9. In a(n) ____________________ crime, a thief can use the victim’s personal information to open bank accounts, obtain new credit cards, and purchase items using credit cards.

ANS: identity theft

PTS: 1 REF: WEB 312

10. Facebook is a type of social ____________________.

11. Users with Facebook accounts can “____________________” the Facebook Security page to make it easy to view security updates when viewing their own pages.

12. With the popularity of sites that allow users to send very short updates of approximately ____________________ characters or less to their friends, the ability to abbreviate links to Web sites has become a necessity.

ANS: 160

PTS: 1 REF: WEB 317

13. ____________________ components are Microsoft’s technology for writing small applications that perform some action in Web pages.

14. A(n) ____________________ is a small, hidden graphic on a Web page.

15. A(n) ____________________ vendor does not inform the customer that the software he is providing will track your use of the programs and of the Internet.

16. A Web client firewall might be a dedicated ____________________, or a program running on the Web client computer.

17. A(n) ____________________ port is one in which traffic is not filtered and the port permits entry through it.

ANS: open

PTS: 1 REF: WEB 334

18. A login generally consists of a user name and ____________________.

ANS: password

PTS: 1 REF: WEB 335

19. A digital certificate contains verification from a trusted third party, called a(n) ____________________.

ANS:
certificate authority
CA

PTS: 1 REF: WEB 337

20. A server certificate ensures that transfer of data between a user’s computer and the server is ____________________ so that it is tamperproof and free from being intercepted.

MATCHING

a. spoofing g. hacker
b. adware h. necessity
c. steganography i. authentication
d. spyware j. secrecy
e. port scan k. secret key
f. port l. password manager

1. people who write programs or manipulate technologies to obtain unauthorized access to computers

2. type of threat that permits data delays or denial

3. verifying the identity of a person

4. it permits traffic to leave and enter a computer

5. a component of asymmetric encryption

6. occurs when data is disclosed to an unauthorized party

7. hides encrypted messages within different types of files

8. many freeware and shareware programs are sold as this

9. user has no control over or knowledge of the ads

10. sending a message with the name of someone known in the From line

11. tests whether network traffic is filtered or not on a computer

12. stores login information in an encrypted form

ESSAY

1. Name and describe the three basic types of computer security threats.

ANS:
A secrecy threat permits unauthorized data disclosure and ensures the authenticity of the data’s source.
An integrity threat permits unauthorized data modification.
A necessity threat permits data delays (slowing down the transmission of data) or denials (preventing data from getting to its destination).
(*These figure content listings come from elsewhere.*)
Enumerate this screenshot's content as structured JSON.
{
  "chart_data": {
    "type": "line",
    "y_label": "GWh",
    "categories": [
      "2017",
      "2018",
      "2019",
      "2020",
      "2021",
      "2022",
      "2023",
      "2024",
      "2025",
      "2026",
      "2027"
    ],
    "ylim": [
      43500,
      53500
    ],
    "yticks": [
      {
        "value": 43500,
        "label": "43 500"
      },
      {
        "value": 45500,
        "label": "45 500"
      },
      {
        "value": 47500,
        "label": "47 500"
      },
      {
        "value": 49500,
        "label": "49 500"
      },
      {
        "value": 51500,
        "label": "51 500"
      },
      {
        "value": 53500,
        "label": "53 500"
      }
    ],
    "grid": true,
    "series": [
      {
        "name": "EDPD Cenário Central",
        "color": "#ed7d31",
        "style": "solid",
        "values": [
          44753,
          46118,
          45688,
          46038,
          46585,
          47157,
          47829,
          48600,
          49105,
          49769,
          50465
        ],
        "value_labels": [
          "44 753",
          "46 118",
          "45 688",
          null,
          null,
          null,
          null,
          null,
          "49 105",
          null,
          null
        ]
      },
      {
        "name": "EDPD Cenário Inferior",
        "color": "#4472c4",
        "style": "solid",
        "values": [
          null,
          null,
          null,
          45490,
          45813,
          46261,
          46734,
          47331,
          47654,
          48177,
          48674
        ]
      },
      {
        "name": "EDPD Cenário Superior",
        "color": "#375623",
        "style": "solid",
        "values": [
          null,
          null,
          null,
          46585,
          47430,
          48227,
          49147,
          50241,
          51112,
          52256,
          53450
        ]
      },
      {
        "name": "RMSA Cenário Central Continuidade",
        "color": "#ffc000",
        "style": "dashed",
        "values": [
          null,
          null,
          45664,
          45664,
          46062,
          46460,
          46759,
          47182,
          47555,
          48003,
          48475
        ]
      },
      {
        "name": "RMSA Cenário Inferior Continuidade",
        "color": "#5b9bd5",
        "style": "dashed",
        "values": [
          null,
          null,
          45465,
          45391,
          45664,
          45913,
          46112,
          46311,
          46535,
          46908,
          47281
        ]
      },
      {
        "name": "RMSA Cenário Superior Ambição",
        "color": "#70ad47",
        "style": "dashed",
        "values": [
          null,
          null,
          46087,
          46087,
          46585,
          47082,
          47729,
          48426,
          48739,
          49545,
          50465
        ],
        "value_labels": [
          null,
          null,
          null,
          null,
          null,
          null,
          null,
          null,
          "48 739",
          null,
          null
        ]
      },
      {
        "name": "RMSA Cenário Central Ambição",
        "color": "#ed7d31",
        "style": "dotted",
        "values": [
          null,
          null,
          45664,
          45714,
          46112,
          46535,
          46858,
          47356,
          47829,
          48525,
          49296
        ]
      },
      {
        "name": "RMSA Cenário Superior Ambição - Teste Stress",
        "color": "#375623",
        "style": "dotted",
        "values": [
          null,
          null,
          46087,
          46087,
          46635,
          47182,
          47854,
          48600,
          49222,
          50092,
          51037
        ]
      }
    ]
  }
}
PTS: 1 REF: WEB 300 TOP: Critical Thinking

2. Describe the terms cryptography, encryption, algorithm, and key and how they interact together to secure information.

ANS:
The study of ways to secure information is called cryptography. Encryption is the most common cryptographic process and the most widely used form of protection for data transmitted on any network, including the Internet. Encryption is the process of coding information using an algorithm to produce a string of characters that is unreadable. An algorithm is a formula or set of steps that solves a particular problem; some algorithms also use a key, which is a fact that the encryption algorithm uses as part of its formula.

3. What do DoS and DDoS stand for? Please describe each type of security attack?

ANS:
The most common necessity attack, called a denial-of-service (DoS) attack, occurs when an attacker floods a computer, server, or network with messages with the goal of consuming the network’s bandwidth resources and disabling its services and communications.

In a distributed denial-of-service (DDoS) attack, the attacker takes control of one or more computers without the owner’s permission and uses those computers to launch a DoS attack on other computers, servers, or networks. Most DDoS attacks are launched after the attacking computers are infected with Trojan horse programs.